The daemon imports the app's mount factory (the ./mount export) to construct its Mount. epicenter.config.ts marks the Epicenter root and is the route registry; .epicenter/ is machine state under that root, not a discovery marker. The public lifecycle command is epicenter daemon up, not epicenter serve.

Anti-Patterns

Putting auth, createPersistedState, auth.onStateChange, or HMR disposal in the browser/extension/tauri factory. Those belong in src/lib/session.ts.
Naming the singleton session.svelte.ts. It is a plain src/lib/session.ts.
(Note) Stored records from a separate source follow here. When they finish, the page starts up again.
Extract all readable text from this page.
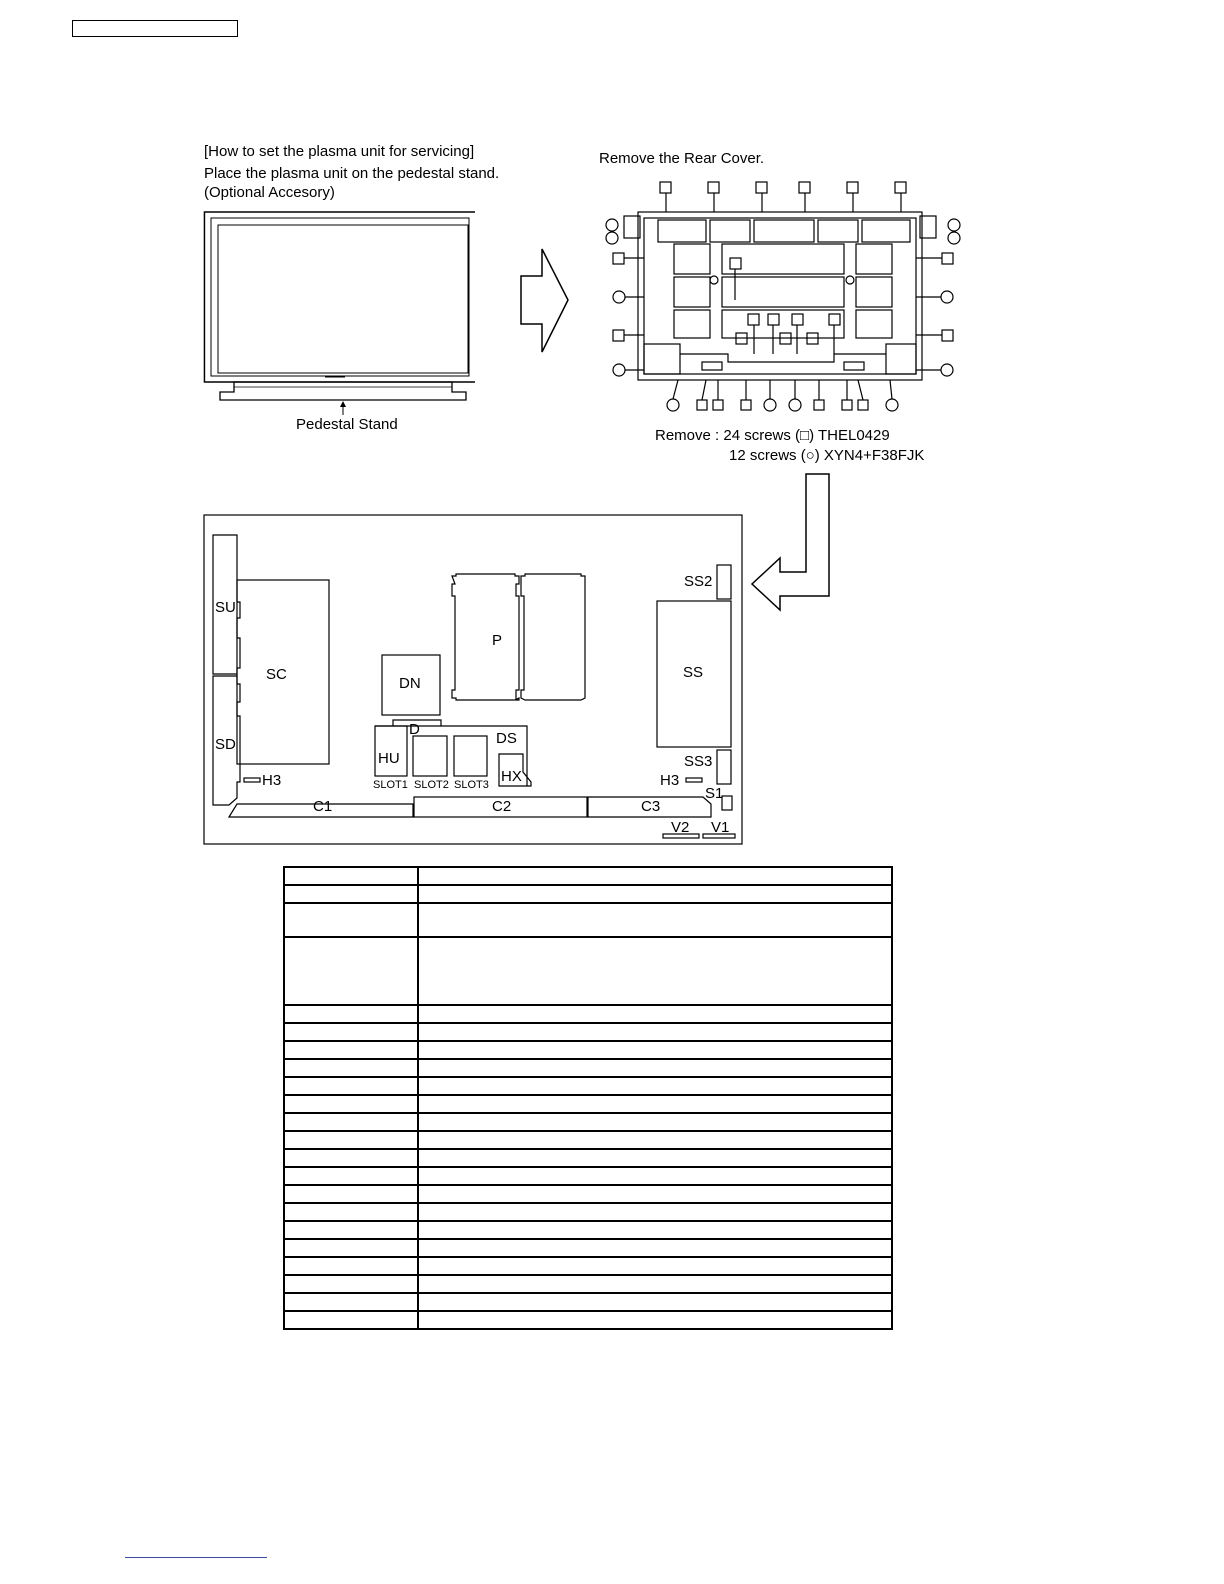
[How to set the plasma unit for servicing]
Place the plasma unit on the pedestal stand.
(Optional Accesory)
Remove the Rear Cover.
Pedestal Stand
Remove : 24 screws (□) THEL0429
12 screws (○) XYN4+F38FJK
SU
SD
SC
DN
P
D
DS
HU
HX
SS
SS2
SS3
H3	H3
S1
C1	C2	C3
V2 V1
SLOT1 SLOT2 SLOT3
Adding a second singleton home (client.ts) to a Shape A app. The singleton already lives in src/lib/session.ts.
Putting auth subscriptions or workspace construction in a Svelte component. They belong in the session singleton.
Branching on platform at a #platform/* call site. Import the bare specifier and let the build select the impl.
Using satisfies on a #platform/* impl instead of a : Contract annotation.
Importing a .tauri.ts-only symbol through #platform/* (it is null on web); import it directly from the .tauri module inside another .tauri.ts file.
Reintroducing resolve.extensions suffixes or tsconfig moduleSuffixes for platform selection.
Dropping ...defaultClientConditions from the Tauri conditions array.
Adding a ./browser package export to honeycrisp/vocab/fuji for symmetry with opensidian. Keep the asymmetry; only opensidian has a consumer for it.
Placing daemon.ts or script.ts inside the app package. They live under a project's workspaces/<app>/ and are registered via epicenter.config.ts.
Restoring serve as the public lifecycle command (it is epicenter daemon up).
Load-gating a post-auth workspace (its idb.whenLoaded does not exist at load time), or showing a <Loading> skeleton for a fast eager-workspace gate (the spinner just flashes). Gate where the readiness promise is first reachable; see Gating Readiness on Hydration.